Padahal daerah lain juga mempunyai keunggulan yang bisa diangkat menjadi sebuah
potensi yang menjajnjikan. Kesannya seperti Bantul lebih pinggiran dari pada
daerah lain. Dari latar belakang tersebut maka perlunya sebuah branding.
Mengutip perkataan Pak Rama “ branding adalah suatu kumpulan
inspirasi-inspirasi”. Dalam membentu sebuah brand
cultural tentunya harus mengumpulkan inspirasi dari orang-orang kreatif,
khususnya untuk orang Bantul yang pasti
banyak orang-orang yang paham seputar dunia kreatif dan itu harus bisa dimanfaatkan
untuk membangun Bantul.
Jika ditelusuri lebih dalam lagi
Bantul mempunya potensi yang sangat bagus, seperti industrinya. Di Bantul
sendiri banyak usaha dan industry seperti makanan, kerajinan, pertanian dan
lain-laiin. Biasanya masyarakat Bantul sendiri memasarkan hasilnya untuk
konsumen luar negeri atau turis asing. Semntara itu pemerintah harusnya bisa
memanfaatkan dan menggarap itu untuk menjadikannya sebagai wisata.
Namun ada kendala yang dihapai
untuk membranding Bantul. Menurut Yogie, salah satu kendala yang dihadapi
adalah anak muda sekarang memikirkan uang terlebih dahulu untuk bergerak. Jika
tidak uang mereka akan hilang dengan sendirinya. Tapi sebenarya hal itu bisa
diatasi dengan mengajak local design yang seidealis, yaitu yang sama-sama
bergerak demi membangun daerahnya sendiri. Namun, menurut Yogie susah untuk
menemukan orang yang seidealis. Sebagai designer uang itu bukan utamma, karena
jika sudah bergerak sudah memiliki portofolio uang akan dating dengan
sendirirnya. Sepertinya local designer perlu disentil terlebih dahulu. Karea
menrut Yogie salah satu yang menjadi hambatan juga adalah kurang ajakan.

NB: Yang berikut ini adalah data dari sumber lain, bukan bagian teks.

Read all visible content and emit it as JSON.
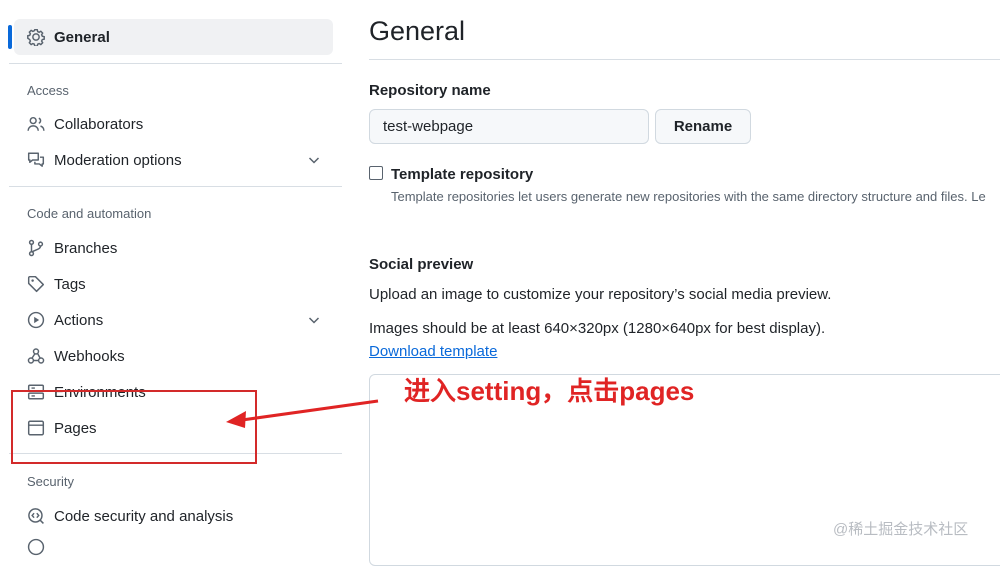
{
  "sidebar": {
    "general": {
      "label": "General"
    },
    "sections": {
      "access": "Access",
      "code_automation": "Code and automation",
      "security": "Security"
    },
    "items": {
      "collaborators": "Collaborators",
      "moderation": "Moderation options",
      "branches": "Branches",
      "tags": "Tags",
      "actions": "Actions",
      "webhooks": "Webhooks",
      "environments": "Environments",
      "pages": "Pages",
      "code_security": "Code security and analysis"
    }
  },
  "main": {
    "title": "General",
    "repo_name_label": "Repository name",
    "repo_name_value": "test-webpage",
    "rename_button": "Rename",
    "template_label": "Template repository",
    "template_help": "Template repositories let users generate new repositories with the same directory structure and files. Le",
    "social_preview_title": "Social preview",
    "social_upload_text": "Upload an image to customize your repository’s social media preview.",
    "social_size_text": "Images should be at least 640×320px (1280×640px for best display).",
    "download_link": "Download template"
  },
  "annotation": {
    "text": "进入setting，点击pages",
    "color": "#e02424"
  },
  "watermark": "@稀土掘金技术社区",
  "colors": {
    "accent": "#0969da",
    "annotation": "#e02424"
  }
}
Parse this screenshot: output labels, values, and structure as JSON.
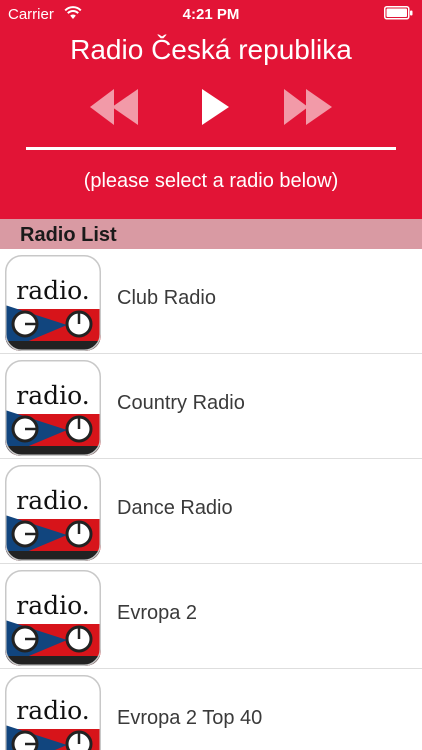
{
  "status_bar": {
    "carrier": "Carrier",
    "time": "4:21 PM"
  },
  "header": {
    "title": "Radio Česká republika",
    "hint": "(please select a radio below)",
    "controls": [
      "rewind-icon",
      "play-icon",
      "fast-forward-icon"
    ]
  },
  "section": {
    "title": "Radio List"
  },
  "radios": [
    {
      "label": "Club Radio",
      "logo_text": "radio."
    },
    {
      "label": "Country Radio",
      "logo_text": "radio."
    },
    {
      "label": "Dance Radio",
      "logo_text": "radio."
    },
    {
      "label": "Evropa 2",
      "logo_text": "radio."
    },
    {
      "label": "Evropa 2 Top 40",
      "logo_text": "radio."
    }
  ],
  "colors": {
    "header_bg": "#e21436",
    "section_bg": "#d99aa3",
    "flag_red": "#d7141a",
    "flag_blue": "#11457e",
    "control_dim": "#f29aa8"
  }
}
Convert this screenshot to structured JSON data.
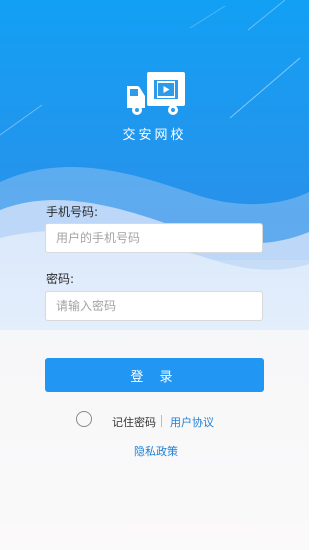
{
  "app": {
    "title": "交安网校"
  },
  "form": {
    "phone_label": "手机号码:",
    "phone_placeholder": "用户的手机号码",
    "password_label": "密码:",
    "password_placeholder": "请输入密码",
    "login_button": "登 录"
  },
  "footer": {
    "remember_label": "记住密码",
    "agreement_link": "用户协议",
    "privacy_link": "隐私政策"
  },
  "colors": {
    "header_blue": "#1a9ff0",
    "button_blue": "#2196f3",
    "link_blue": "#1e7fd6"
  }
}
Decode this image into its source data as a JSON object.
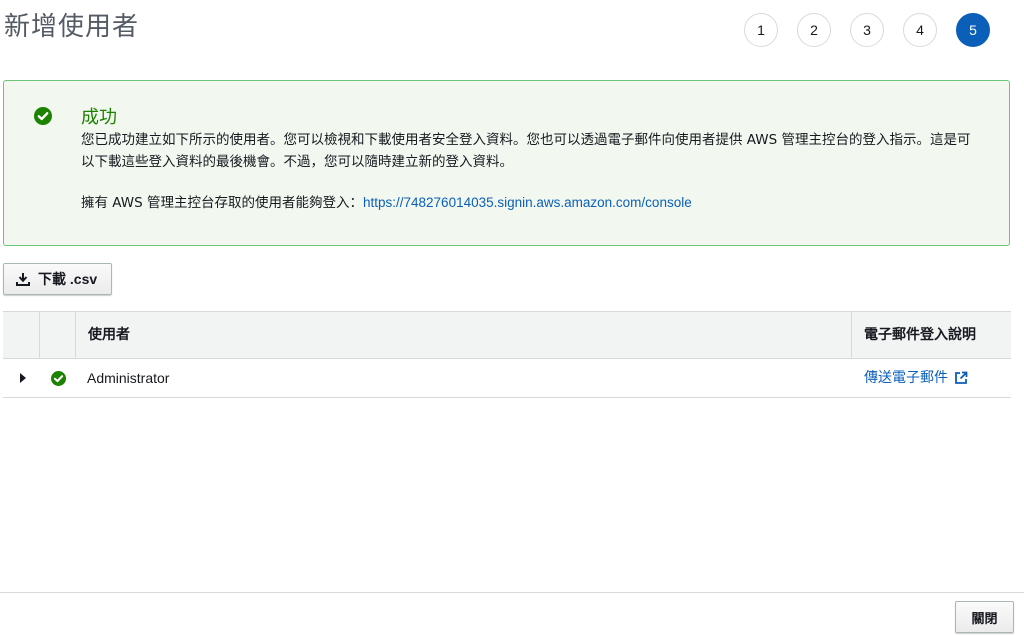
{
  "page": {
    "title": "新增使用者"
  },
  "steps": [
    {
      "label": "1",
      "active": false
    },
    {
      "label": "2",
      "active": false
    },
    {
      "label": "3",
      "active": false
    },
    {
      "label": "4",
      "active": false
    },
    {
      "label": "5",
      "active": true
    }
  ],
  "alert": {
    "title": "成功",
    "message": "您已成功建立如下所示的使用者。您可以檢視和下載使用者安全登入資料。您也可以透過電子郵件向使用者提供 AWS 管理主控台的登入指示。這是可以下載這些登入資料的最後機會。不過，您可以隨時建立新的登入資料。",
    "login_prefix": "擁有 AWS 管理主控台存取的使用者能夠登入：",
    "login_url": "https://748276014035.signin.aws.amazon.com/console",
    "icon": "check-circle-icon",
    "accent_color": "#1d8102"
  },
  "toolbar": {
    "download_label": "下載 .csv",
    "download_icon": "download-icon"
  },
  "table": {
    "headers": {
      "user": "使用者",
      "email": "電子郵件登入說明"
    },
    "rows": [
      {
        "user": "Administrator",
        "email_link": "傳送電子郵件",
        "status_icon": "check-circle-icon",
        "expand_icon": "caret-right-icon",
        "external_icon": "external-link-icon"
      }
    ]
  },
  "footer": {
    "close_label": "關閉"
  },
  "colors": {
    "primary": "#0b5fb8",
    "success": "#1d8102",
    "success_bg": "#f2f8f0",
    "border": "#d5dbdb"
  }
}
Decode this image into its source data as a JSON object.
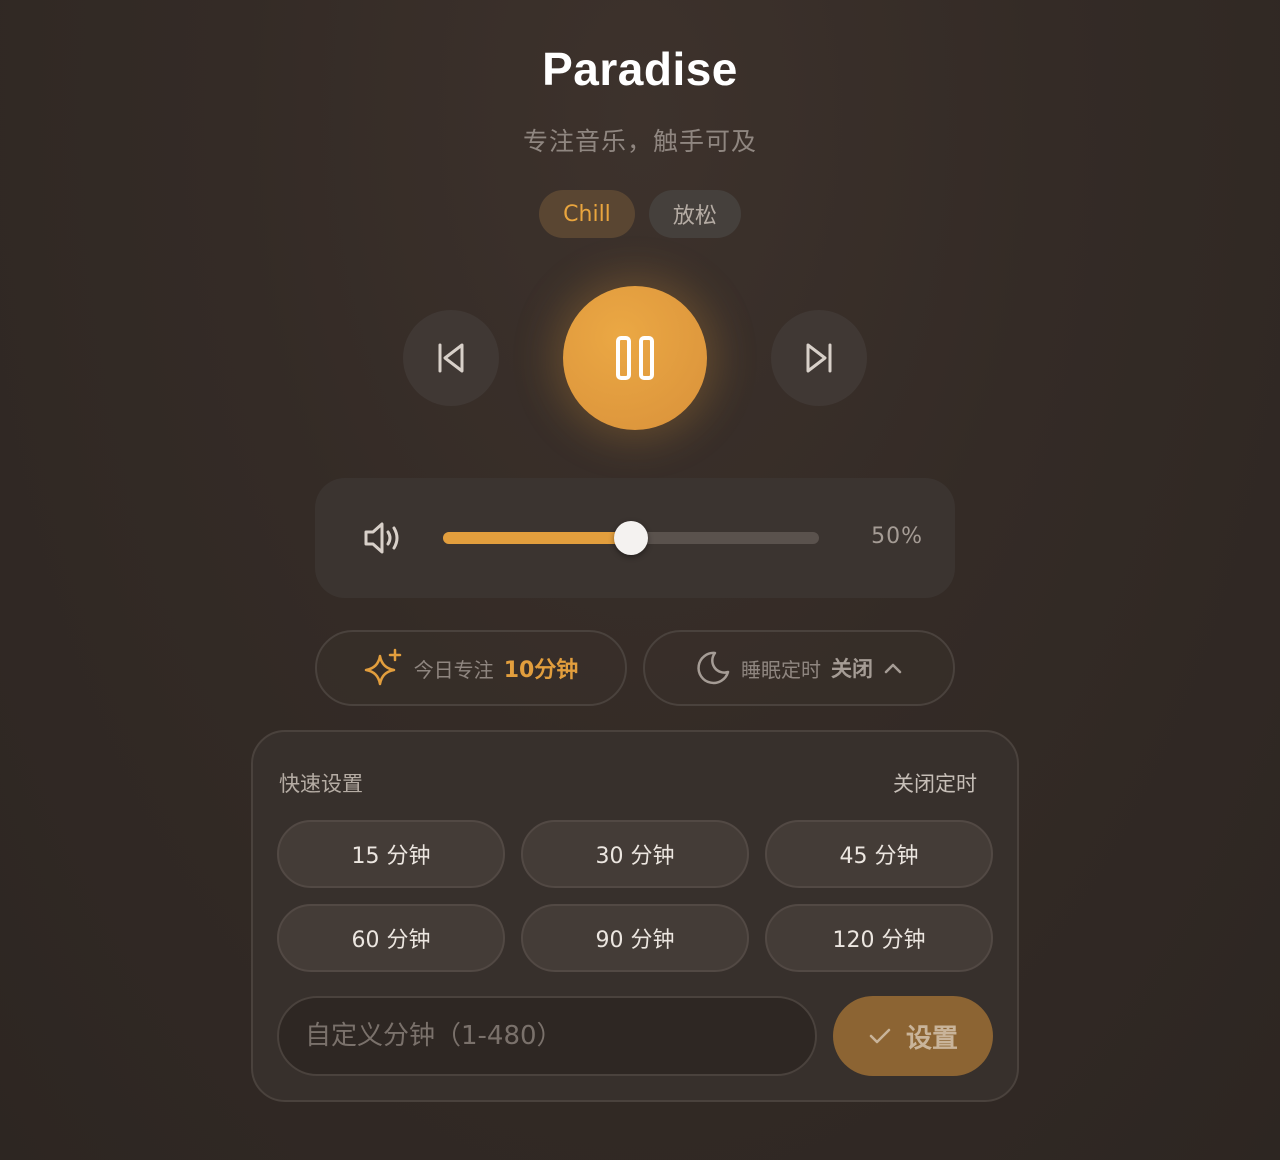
{
  "header": {
    "title": "Paradise",
    "subtitle": "专注音乐，触手可及"
  },
  "tags": [
    {
      "label": "Chill",
      "active": true
    },
    {
      "label": "放松",
      "active": false
    }
  ],
  "player": {
    "state": "playing",
    "prev_icon": "skip-previous-icon",
    "play_icon": "pause-icon",
    "next_icon": "skip-next-icon"
  },
  "volume": {
    "icon": "speaker-icon",
    "level_percent": 50,
    "label": "50%"
  },
  "focus": {
    "icon": "sparkle-icon",
    "label": "今日专注",
    "value": "10分钟"
  },
  "sleep_timer": {
    "icon": "moon-icon",
    "label": "睡眠定时",
    "value": "关闭",
    "expanded": true
  },
  "timer_panel": {
    "heading": "快速设置",
    "off_label": "关闭定时",
    "options": [
      "15 分钟",
      "30 分钟",
      "45 分钟",
      "60 分钟",
      "90 分钟",
      "120 分钟"
    ],
    "custom_placeholder": "自定义分钟（1-480）",
    "set_label": "设置"
  },
  "colors": {
    "accent": "#e29e3d",
    "background": "#342b26"
  }
}
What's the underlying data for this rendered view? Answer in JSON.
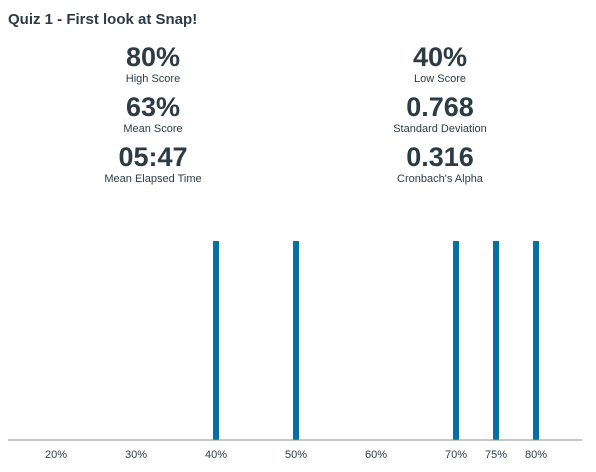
{
  "quiz": {
    "title": "Quiz 1 - First look at Snap!"
  },
  "stats": {
    "high_score": {
      "value": "80%",
      "label": "High Score"
    },
    "low_score": {
      "value": "40%",
      "label": "Low Score"
    },
    "mean_score": {
      "value": "63%",
      "label": "Mean Score"
    },
    "standard_deviation": {
      "value": "0.768",
      "label": "Standard Deviation"
    },
    "mean_elapsed_time": {
      "value": "05:47",
      "label": "Mean Elapsed Time"
    },
    "cronbachs_alpha": {
      "value": "0.316",
      "label": "Cronbach's Alpha"
    }
  },
  "colors": {
    "bar": "#0770a3",
    "axis": "#8c8c8c",
    "text": "#2d3b45"
  },
  "chart_data": {
    "type": "bar",
    "x_tick_labels": [
      "20%",
      "30%",
      "40%",
      "50%",
      "60%",
      "70%",
      "75%",
      "80%"
    ],
    "x_ticks": [
      20,
      30,
      40,
      50,
      60,
      70,
      75,
      80
    ],
    "xlim": [
      15,
      85
    ],
    "points": [
      {
        "x": 40,
        "value": 1
      },
      {
        "x": 50,
        "value": 1
      },
      {
        "x": 70,
        "value": 1
      },
      {
        "x": 75,
        "value": 1
      },
      {
        "x": 80,
        "value": 1
      }
    ],
    "ylim": [
      0,
      1
    ],
    "xlabel": "",
    "ylabel": "",
    "grid": false
  }
}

Jika dilihat, Bantul dari segi
logo saja sudah yang paling bagus. Selain itu, lokalitas yang di bantul, budaya
yang masih dipegang di bantul juga masih banyak, maka itu sebenarnya itu daya
jualnya tinggi. Ruang budaya pop yang banyak diminati oleh anak-anak sekarang.
Maka budaya pop boleh dicampur dengan budaya lokal, dan tercipta budaya baru
yang lebih kreatif dan itu akan lebih disukai oleh anak zaman sekarang,
daripada mengkonsumsi barang dari luar, lebih baik menciptakan produk sendiri.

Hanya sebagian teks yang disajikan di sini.